Two orders have been received for double-decker buses from Asian cities that have well-deserved reputations as global crossroads. The first contract calls for 300 Euro 5-compliant double-deckers to be supplied to SBS Transit in Singapore. More than 1 700 Volvo buses have entered service in Singapore since 1981. The Volvo chassis selected for this application is the Swedish-built B9TL, which will carry bodywork to be manufactured by UK supplier Wrightbus, but assembled and fitted in Singapore. The vehicles will be equipped with Volvo’s ITS4mobility fleet management system to monitor operational efficiency and driver behaviour. The second Asian order is for 115 B9TL chassis, also with Wrightbus double-deck bodywork, to be supplied to Kowloon Motor Bus of Hong Kong early in 2011. These Euro 5-compliant vehicles with 9-litre diesel engines follow an order for 245 single and double-decker units being delivered this year.

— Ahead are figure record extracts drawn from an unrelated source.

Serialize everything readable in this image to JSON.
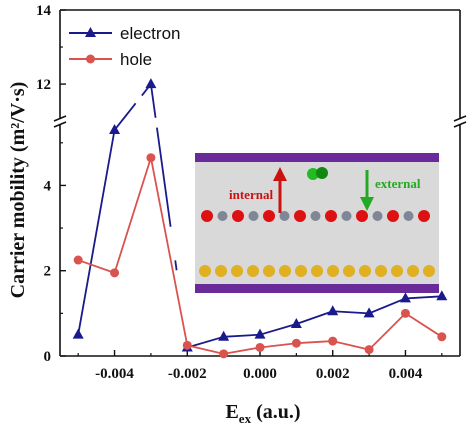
{
  "chart_data": {
    "type": "line",
    "xlabel_main": "E",
    "xlabel_sub": "ex",
    "xlabel_rest": " (a.u.)",
    "ylabel": "Carrier mobility (m²/V·s)",
    "x_ticks": [
      -0.004,
      -0.002,
      0.0,
      0.002,
      0.004
    ],
    "x_tick_labels": [
      "-0.004",
      "-0.002",
      "0.000",
      "0.002",
      "0.004"
    ],
    "xlim": [
      -0.0055,
      0.0055
    ],
    "y_lower": {
      "range": [
        0,
        5.3
      ],
      "ticks": [
        0,
        2,
        4
      ],
      "tick_labels": [
        "0",
        "2",
        "4"
      ]
    },
    "y_upper": {
      "range": [
        11.3,
        14
      ],
      "ticks": [
        12,
        14
      ],
      "tick_labels": [
        "12",
        "14"
      ]
    },
    "axis_break": true,
    "legend_position": "top-left",
    "series": [
      {
        "name": "electron",
        "color": "#1a1a8c",
        "marker": "triangle",
        "x": [
          -0.005,
          -0.004,
          -0.003,
          -0.002,
          -0.001,
          0.0,
          0.001,
          0.002,
          0.003,
          0.004,
          0.005
        ],
        "y": [
          0.5,
          5.3,
          12.0,
          0.2,
          0.45,
          0.5,
          0.75,
          1.05,
          1.0,
          1.35,
          1.4
        ]
      },
      {
        "name": "hole",
        "color": "#d9534f",
        "marker": "circle",
        "x": [
          -0.005,
          -0.004,
          -0.003,
          -0.002,
          -0.001,
          0.0,
          0.001,
          0.002,
          0.003,
          0.004,
          0.005
        ],
        "y": [
          2.25,
          1.95,
          4.65,
          0.25,
          0.05,
          0.2,
          0.3,
          0.35,
          0.15,
          1.0,
          0.45
        ]
      }
    ],
    "inset": {
      "label_internal": "internal",
      "label_external": "external",
      "internal_color": "#cc1111",
      "external_color": "#22aa22"
    }
  }
}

M’dina Bus of Casablanca, Morocco, has called for 400 B7R chassis, to be locally fitted with single-decker bodywork by Spanish bodybuilder Hispano in Casablanca. First deliveries are timed for September 2011, and the order should be completed before the end of 2011. M’dina Bus, a privately-owned company, has been operating Casablanca’s city bus service for the past five years, and has built up a fleet of 500 vehicles. The company normally carries out its own maintenance, but will be looking to Volvo’s ten-year-old Moroccan operation to provide driver and technical training on the new B7R buses.